Gap 4 — anvil-503 native-failover loop (LIVE-CONFIRMED DEFECT, 2026-07-01)¶
A real OpenClaw agent turn hit this live: with the T008 plugin routing a local-preferred class to
anvil (providerOverride:"anvil") and anvil returning 503 (local unable), OpenClaw's native failover
(agents.defaults.model.fallbacks -> [openai/gpt-5.5, openai/gpt-5.4-mini]) fired but both
fallback attempts also resolved through the anvil provider and 503'd again — the turn never reached
the native cloud provider.
1. Reproduce: install the plugin, configure agents.defaults.model.fallbacks with a real native
model, force anvil to 503 for a local-preferred class (e.g. point the anvil provider's baseUrl
at a router instance with no local tiers bound, or an unreachable local backend), send a
quick-edit/review/chat/long-context turn.

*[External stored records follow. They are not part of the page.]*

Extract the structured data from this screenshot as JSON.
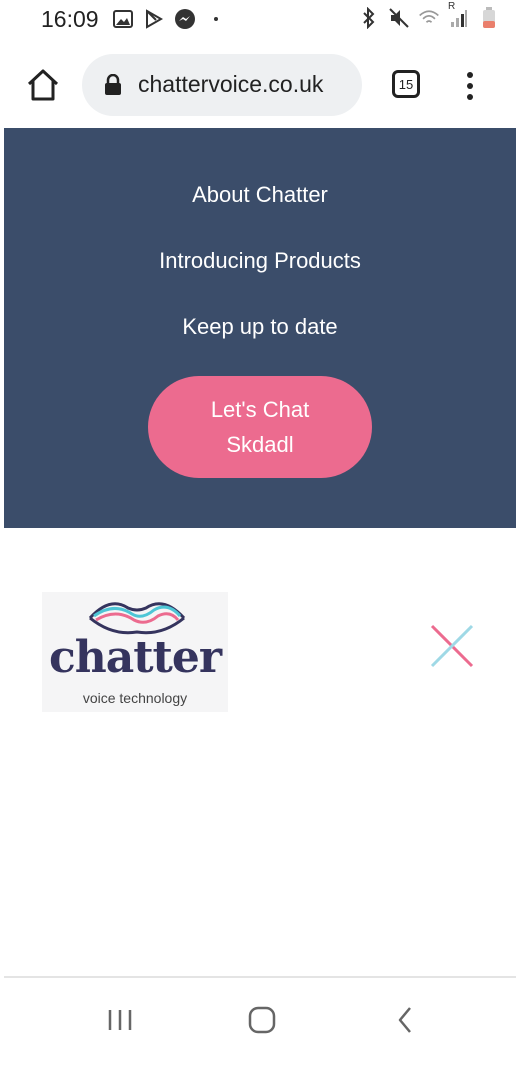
{
  "status_bar": {
    "time": "16:09",
    "left_icons": [
      "gallery-icon",
      "play-store-icon",
      "messenger-icon",
      "dot-icon"
    ],
    "right_icons": [
      "bluetooth-icon",
      "mute-icon",
      "wifi-icon",
      "signal-icon",
      "battery-icon"
    ],
    "signal_label": "R"
  },
  "browser": {
    "url": "chattervoice.co.uk",
    "tab_count": "15"
  },
  "nav_menu": {
    "items": [
      {
        "label": "About Chatter"
      },
      {
        "label": "Introducing Products"
      },
      {
        "label": "Keep up to date"
      }
    ],
    "cta_line1": "Let's Chat",
    "cta_line2": "Skdadl",
    "cta_color": "#ec6b8f",
    "background_color": "#3b4d6a"
  },
  "logo": {
    "wordmark": "chatter",
    "tagline": "voice technology"
  },
  "system_nav": {
    "buttons": [
      "recents-icon",
      "home-icon",
      "back-icon"
    ]
  }
}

2. Capture the outbound requests for the primary attempt AND every fallback attempt (proxy log or
openclaw debug logging) — confirm which provider/model each one actually resolves to on the
wire.
3. Acceptance: every fallback attempt's outbound request should target the native provider named
in agents.defaults.model.fallbacks. Observed (2026-07-01): it does not — see
docs/OPENCLAW-INTEGRATION-SPEC.md §7 for the full root-cause writeup and
docs/adr/0005-anvil-503-native-failover-unreliable.md for the ADR record. No repo-side fix is
available; operator mitigations are documented in
plugins/openclaw-anvil-intent-router/README.md.
Record the outcome¶
Append the captured request, the fire-cadence log, and the confirmed pluginApi floor to a dated
finding in the companion notes repo (fakoli/anvil-serving-notes), and update plugins/openclaw-anvil-intent-router/README.md + its
package.json to the confirmed values. Once all three pass live, the OpenClaw beachhead is
field-proven, not just source-verified.